Nina era uma das poucas que conseguia compreender Daniel. Como Nephilim, filho de
um anjo, ele tinha o dever de proteger os humanos a sua volta, sem hesitar, mesmo que
isso custasse-lhe a vida. Usando seu pai adotivo — o delegado da cidade — como meio,
Daniel engajava-se nas investigações da polícia, com seus recursos e pouca ajuda,
conhecida também como Tália, outra, e a única, Nephilim da região. Não eram um
exemplo de dupla, porém sabiam cooperar.
A lembrança vaga de como o conheceu — no piso inferior do prédio onde moravam,
por um acaso constrangedor — lhe veio à mente. Daniel se tornou um amigo próximo
em poucos dias, a encontrando nas escadas e lugares comuns. A amizade se tornou
inevitável quando Nina caiu nas investigações dele, junto com Tália, e Ian. A teia ficara
tão grande que acabaram se aproximando.
No entanto, lembrar desses dias de cão não a fazia ficar bem. Muitas coisas estavam
envolvidas nos eventos recentes.
— O que você está investigando? — indagou, o olhando.
— O assassinato de uma garota fada, que aconteceu mais cedo,. E de uma vampira,
também — explicou-se. Pegou um pequeno pacote de plástico na calça, o colocou em
cima da mesa. Era um tufo de pelo branco. — Isso foi o que os peritos acharam na cena
do crime.
— A polícia está envolvida nessa investigação? — Não eram raros os casos em que
ordinários investigavam o sobrenatural, mas desistiam logo em seguida, ao não acharem
explicação aparente. O que acontecia no submundo dos infernais, era investigado pelos
próprios. — Sem falar que você roubou uma prova, isso é crime.

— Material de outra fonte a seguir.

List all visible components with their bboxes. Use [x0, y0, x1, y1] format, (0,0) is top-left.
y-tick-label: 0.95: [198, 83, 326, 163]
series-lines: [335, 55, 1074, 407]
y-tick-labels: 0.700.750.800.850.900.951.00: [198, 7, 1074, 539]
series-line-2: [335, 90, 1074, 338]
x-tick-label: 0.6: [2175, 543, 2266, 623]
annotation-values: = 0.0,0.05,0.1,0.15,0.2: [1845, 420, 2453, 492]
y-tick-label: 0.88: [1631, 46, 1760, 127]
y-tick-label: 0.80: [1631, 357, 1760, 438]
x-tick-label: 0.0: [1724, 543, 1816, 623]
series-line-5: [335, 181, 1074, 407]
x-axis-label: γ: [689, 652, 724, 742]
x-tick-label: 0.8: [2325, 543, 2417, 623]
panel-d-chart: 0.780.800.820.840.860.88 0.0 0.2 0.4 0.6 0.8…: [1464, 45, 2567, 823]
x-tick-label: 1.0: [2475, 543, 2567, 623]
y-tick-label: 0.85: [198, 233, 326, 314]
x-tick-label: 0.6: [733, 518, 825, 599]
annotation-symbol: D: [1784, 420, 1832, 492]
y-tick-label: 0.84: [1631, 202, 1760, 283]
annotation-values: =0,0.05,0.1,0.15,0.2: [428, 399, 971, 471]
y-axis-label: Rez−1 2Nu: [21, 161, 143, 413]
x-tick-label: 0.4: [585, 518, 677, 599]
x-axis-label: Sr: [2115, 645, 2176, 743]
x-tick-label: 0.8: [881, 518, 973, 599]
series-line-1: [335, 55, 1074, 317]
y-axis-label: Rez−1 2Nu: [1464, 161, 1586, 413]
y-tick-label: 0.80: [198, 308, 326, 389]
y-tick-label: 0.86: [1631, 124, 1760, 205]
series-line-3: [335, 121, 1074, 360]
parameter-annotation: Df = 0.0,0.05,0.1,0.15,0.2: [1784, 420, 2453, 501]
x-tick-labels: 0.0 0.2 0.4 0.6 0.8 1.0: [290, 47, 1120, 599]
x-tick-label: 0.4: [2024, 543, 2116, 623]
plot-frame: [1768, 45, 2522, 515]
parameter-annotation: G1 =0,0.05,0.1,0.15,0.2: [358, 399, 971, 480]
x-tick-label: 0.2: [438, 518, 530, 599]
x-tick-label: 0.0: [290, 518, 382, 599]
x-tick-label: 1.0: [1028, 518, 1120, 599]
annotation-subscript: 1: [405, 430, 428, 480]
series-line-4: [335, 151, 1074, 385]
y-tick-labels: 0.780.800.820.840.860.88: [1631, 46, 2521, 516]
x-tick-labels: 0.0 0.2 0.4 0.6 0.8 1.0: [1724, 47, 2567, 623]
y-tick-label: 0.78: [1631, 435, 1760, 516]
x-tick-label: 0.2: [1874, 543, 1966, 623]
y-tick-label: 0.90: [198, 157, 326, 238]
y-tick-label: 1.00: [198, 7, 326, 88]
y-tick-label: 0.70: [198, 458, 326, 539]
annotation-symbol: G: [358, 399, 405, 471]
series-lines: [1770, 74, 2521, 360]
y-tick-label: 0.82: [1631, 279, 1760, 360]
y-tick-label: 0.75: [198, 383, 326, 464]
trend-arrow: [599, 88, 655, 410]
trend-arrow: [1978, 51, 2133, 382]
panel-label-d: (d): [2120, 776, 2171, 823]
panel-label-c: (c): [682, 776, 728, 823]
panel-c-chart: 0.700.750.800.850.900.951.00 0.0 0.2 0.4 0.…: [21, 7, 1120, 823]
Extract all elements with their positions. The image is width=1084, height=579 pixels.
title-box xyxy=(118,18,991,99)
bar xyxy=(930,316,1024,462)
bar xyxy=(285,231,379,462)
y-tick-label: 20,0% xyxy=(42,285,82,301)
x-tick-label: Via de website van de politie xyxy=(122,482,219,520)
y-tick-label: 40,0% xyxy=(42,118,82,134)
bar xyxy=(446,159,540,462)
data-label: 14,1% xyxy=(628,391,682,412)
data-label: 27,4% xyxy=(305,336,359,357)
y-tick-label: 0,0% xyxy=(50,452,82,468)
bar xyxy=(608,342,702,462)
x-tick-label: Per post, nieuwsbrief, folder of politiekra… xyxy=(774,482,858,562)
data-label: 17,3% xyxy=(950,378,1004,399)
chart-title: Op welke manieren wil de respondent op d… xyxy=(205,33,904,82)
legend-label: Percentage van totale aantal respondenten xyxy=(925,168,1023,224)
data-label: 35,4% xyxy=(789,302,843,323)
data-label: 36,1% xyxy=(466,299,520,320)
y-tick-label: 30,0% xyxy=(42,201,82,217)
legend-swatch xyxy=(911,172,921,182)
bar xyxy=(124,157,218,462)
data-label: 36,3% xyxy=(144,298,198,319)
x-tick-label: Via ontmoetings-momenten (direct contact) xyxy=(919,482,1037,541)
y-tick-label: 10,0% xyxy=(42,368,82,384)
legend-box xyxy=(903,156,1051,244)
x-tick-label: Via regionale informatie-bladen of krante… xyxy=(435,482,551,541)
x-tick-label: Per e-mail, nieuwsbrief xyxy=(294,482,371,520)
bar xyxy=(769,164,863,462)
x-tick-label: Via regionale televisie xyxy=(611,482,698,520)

— É nesse assassinato que meu pai está investigando. A menina foi morta brutalmente,
com várias mordidas na vagina. — O que, numa tarde aos pés de uma figueira, poderia
soar engraçado ou cômico, ressoou bizarro. Nina sentiu nojo ao imaginar a cena. Os
gritos. A voracidade da besta. — Tudo que conseguiram tirar de tudo isso foi esses
pelos, sem mais nada. E, além do mais, se eu deixasse meu pai investigar, ele morreria.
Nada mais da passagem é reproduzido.